What topics do you want addressed by Judge Latwin? Tell us.
By Joe Latwin

What are your rights and obligations if a tree overhangs or drops branches or leaves on your property? It is the long-standing rule in New York that a “tree is wholly the property of him upon whose land the trunk stands”. For the most part, trees are not mobile (except in the Lord of the Rings movies). The location of a tree can be fixed by a survey. If it is on your property, it is yours. If it’s on your neighbor’s property, it is theirs. If a tree, however, straddles the line between two properties, the owners of each property own the tree as tenants in common. Even if a tree were originally planted on one property and, over the years, grew “over the property line so that it stood on the land of both parties, that would render the parties tenants in common in the tree”.
Overhanging branches, accumulated fallen leaves, branches, and or buds, or cosmetic damage to a garage, or branches and leaves blocking the sun, without proof of actual injury to a person or that person’s property (which injury is known as “sensible damage”), are not enough to sustain a claim of private nuisance. But a lawsuit is not the only path! A property owner may resort to self-help in the first instance to remove overhanging (over his land) tree branches adversely affecting his land, so long as it does not kill the tree. There are several variations of the rules among the States.
The Massachusetts rule provides that in cases involving trees not noxious or poisonous in nature, an action for nuisance or trespass will not lie, and the sole remedy available to an adjoining property owner is that of self-help. This rule has been criticized due to the difficulty in identifying whether or not a tree is “not noxious or poisonous in nature.” In Massachusetts rule provides that in cases involving trees not noxious or poisonous in the sole remedy available to an adjoining property owner is that of self-help.
Some Midwest jurisdictions have adopted the rule that “imposes an obligation upon a tree owner when the encroaching vegetation is ‘artificial’ (i.e., planted or maintained by a person), but not when the encroaching vegetation is ‘natural. It is often difficult to establish what is artificial as opposed to natural and might require hiring an expert.

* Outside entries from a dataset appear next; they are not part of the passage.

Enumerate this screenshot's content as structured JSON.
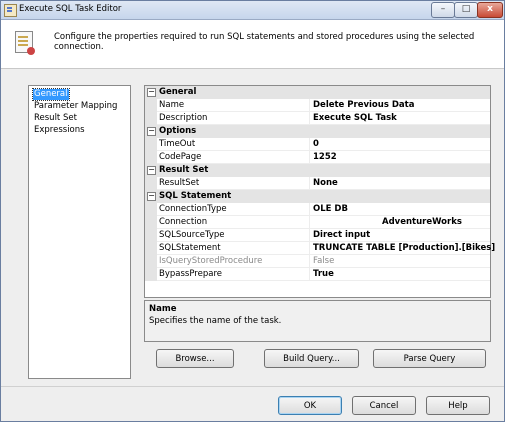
{
  "window": {
    "title": "Execute SQL Task Editor",
    "controls": {
      "minimize": "–",
      "maximize": "□",
      "close": "x"
    }
  },
  "header": {
    "icon": "task-editor-icon",
    "description": "Configure the properties required to run SQL statements and stored procedures using the selected connection."
  },
  "nav": {
    "items": [
      {
        "label": "General",
        "selected": true
      },
      {
        "label": "Parameter Mapping",
        "selected": false
      },
      {
        "label": "Result Set",
        "selected": false
      },
      {
        "label": "Expressions",
        "selected": false
      }
    ]
  },
  "grid": {
    "toggle_symbol": "−",
    "general": {
      "label": "General",
      "name": {
        "label": "Name",
        "value": "Delete Previous Data"
      },
      "description": {
        "label": "Description",
        "value": "Execute SQL Task"
      }
    },
    "options": {
      "label": "Options",
      "timeout": {
        "label": "TimeOut",
        "value": "0"
      },
      "codepage": {
        "label": "CodePage",
        "value": "1252"
      }
    },
    "result_set": {
      "label": "Result Set",
      "resultset": {
        "label": "ResultSet",
        "value": "None"
      }
    },
    "sql_statement": {
      "label": "SQL Statement",
      "connection_type": {
        "label": "ConnectionType",
        "value": "OLE DB"
      },
      "connection": {
        "label": "Connection",
        "value": "AdventureWorks"
      },
      "sql_source_type": {
        "label": "SQLSourceType",
        "value": "Direct input"
      },
      "sql_statement": {
        "label": "SQLStatement",
        "value": "TRUNCATE TABLE [Production].[Bikes]"
      },
      "is_query_stored_procedure": {
        "label": "IsQueryStoredProcedure",
        "value": "False"
      },
      "bypass_prepare": {
        "label": "BypassPrepare",
        "value": "True"
      }
    }
  },
  "description_panel": {
    "title": "Name",
    "text": "Specifies the name of the task."
  },
  "buttons": {
    "browse": "Browse...",
    "build_query": "Build Query...",
    "parse_query": "Parse Query",
    "ok": "OK",
    "cancel": "Cancel",
    "help": "Help"
  }
}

The Hawaii rule or the modified Virginia rule is that a landowner may always, at his own expense, cut away only to his property line above or below the surface of the ground any part of the adjoining owner’s trees or other plant life.

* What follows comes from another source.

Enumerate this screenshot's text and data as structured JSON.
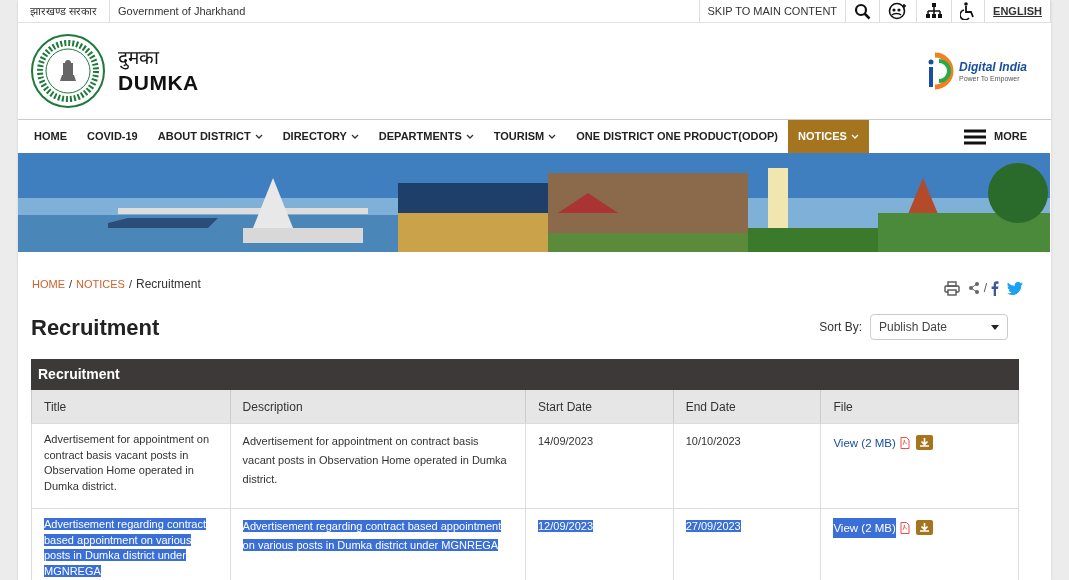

New York courts have found that to the extent overhanging branches or underground roots are determined to constitute a nuisance, self-help is not the only remedy available, and an action may be brought for damages and to abate such a nuisance. However, to sustain a cause of action for nuisance with regard to trees not noxious, poisonous, decayed, or dangerously unsound, a plaintiff must establish that the overhanging branches or encroaching roots are causing “sensible damage”—i.e., damage not simply nominal in form but rather damage “a sensible person if subjected to . . . would find injurious”.

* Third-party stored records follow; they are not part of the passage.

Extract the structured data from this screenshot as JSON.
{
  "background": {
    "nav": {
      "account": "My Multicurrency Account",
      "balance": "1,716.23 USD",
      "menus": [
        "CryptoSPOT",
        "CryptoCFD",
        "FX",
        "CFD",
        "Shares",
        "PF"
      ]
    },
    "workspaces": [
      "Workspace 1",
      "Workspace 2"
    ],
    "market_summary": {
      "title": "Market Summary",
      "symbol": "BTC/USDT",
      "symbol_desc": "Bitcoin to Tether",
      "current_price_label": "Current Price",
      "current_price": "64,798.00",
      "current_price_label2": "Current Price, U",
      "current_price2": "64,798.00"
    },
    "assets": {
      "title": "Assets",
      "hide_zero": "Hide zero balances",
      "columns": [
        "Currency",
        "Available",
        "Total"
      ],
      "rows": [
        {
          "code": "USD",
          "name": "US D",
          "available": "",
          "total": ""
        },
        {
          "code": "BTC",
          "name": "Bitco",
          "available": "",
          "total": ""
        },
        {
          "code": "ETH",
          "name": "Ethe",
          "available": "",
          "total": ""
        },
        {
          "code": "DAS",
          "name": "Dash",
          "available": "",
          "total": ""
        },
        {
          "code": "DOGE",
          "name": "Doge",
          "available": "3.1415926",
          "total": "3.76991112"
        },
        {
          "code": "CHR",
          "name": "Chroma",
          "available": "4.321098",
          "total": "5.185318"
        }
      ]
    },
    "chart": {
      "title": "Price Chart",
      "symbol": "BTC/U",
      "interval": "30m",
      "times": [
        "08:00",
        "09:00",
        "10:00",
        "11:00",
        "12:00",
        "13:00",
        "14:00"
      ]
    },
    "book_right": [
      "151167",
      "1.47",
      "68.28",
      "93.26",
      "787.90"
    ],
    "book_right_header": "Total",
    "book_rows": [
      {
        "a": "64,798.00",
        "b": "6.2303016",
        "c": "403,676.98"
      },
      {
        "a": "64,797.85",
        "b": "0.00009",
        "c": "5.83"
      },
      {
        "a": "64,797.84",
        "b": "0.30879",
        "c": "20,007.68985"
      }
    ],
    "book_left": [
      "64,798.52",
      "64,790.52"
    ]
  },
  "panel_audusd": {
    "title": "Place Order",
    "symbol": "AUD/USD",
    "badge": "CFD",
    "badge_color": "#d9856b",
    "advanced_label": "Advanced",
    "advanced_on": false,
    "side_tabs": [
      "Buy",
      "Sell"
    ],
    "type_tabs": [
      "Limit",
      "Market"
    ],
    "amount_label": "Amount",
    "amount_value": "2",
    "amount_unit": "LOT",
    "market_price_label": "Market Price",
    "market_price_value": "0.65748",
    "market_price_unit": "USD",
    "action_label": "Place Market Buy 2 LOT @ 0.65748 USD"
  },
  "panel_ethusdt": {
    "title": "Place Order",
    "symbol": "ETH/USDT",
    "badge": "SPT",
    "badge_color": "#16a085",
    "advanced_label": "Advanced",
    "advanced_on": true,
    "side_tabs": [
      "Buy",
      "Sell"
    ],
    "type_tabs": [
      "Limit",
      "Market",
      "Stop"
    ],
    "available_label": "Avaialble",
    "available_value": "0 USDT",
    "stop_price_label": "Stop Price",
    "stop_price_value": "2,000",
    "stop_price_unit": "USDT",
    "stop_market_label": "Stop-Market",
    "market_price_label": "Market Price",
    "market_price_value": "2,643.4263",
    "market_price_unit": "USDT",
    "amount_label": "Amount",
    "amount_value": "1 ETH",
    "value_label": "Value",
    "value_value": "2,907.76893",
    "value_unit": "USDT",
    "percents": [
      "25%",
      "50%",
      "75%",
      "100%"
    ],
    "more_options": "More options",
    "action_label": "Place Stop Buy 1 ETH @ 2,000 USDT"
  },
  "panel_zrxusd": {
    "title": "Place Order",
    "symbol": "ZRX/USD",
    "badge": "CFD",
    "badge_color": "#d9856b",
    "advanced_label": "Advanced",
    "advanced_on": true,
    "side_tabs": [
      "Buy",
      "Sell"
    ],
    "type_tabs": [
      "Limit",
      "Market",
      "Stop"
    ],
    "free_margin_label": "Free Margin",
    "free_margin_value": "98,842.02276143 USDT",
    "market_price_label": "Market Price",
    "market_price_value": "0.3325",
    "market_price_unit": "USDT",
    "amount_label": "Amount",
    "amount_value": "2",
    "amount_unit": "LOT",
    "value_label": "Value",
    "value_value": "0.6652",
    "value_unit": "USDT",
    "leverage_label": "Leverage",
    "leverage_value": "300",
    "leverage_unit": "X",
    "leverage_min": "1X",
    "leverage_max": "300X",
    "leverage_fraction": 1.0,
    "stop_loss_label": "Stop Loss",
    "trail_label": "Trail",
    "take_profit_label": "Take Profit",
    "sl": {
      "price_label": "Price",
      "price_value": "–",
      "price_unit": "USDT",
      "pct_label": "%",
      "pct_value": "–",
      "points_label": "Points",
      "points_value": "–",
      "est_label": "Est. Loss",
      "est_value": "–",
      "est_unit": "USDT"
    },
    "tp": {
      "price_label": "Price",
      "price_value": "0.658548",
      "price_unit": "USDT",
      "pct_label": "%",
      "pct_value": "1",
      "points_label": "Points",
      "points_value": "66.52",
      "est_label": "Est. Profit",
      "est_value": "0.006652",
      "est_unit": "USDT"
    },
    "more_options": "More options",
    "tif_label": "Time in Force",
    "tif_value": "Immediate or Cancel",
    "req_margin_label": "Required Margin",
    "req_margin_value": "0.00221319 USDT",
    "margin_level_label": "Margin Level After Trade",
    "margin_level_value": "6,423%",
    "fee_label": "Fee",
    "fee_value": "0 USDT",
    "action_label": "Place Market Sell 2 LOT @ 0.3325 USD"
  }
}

These rules generally apply to tree roots too.
To avoid headaches and liability before you head out to Home Depot to buy a chain saw, you will probably need a current survey to determine upon whose land the tree trunk is situated and the point up to which the tree roots or branches extend onto your property, and an arborist to identify the tree it is. A better path: talk with your neighbor to see if you can agree what can be done, and who will bear the costs. As Robert Frost should have said “Good Tree Maintenance makes Good Neighbors.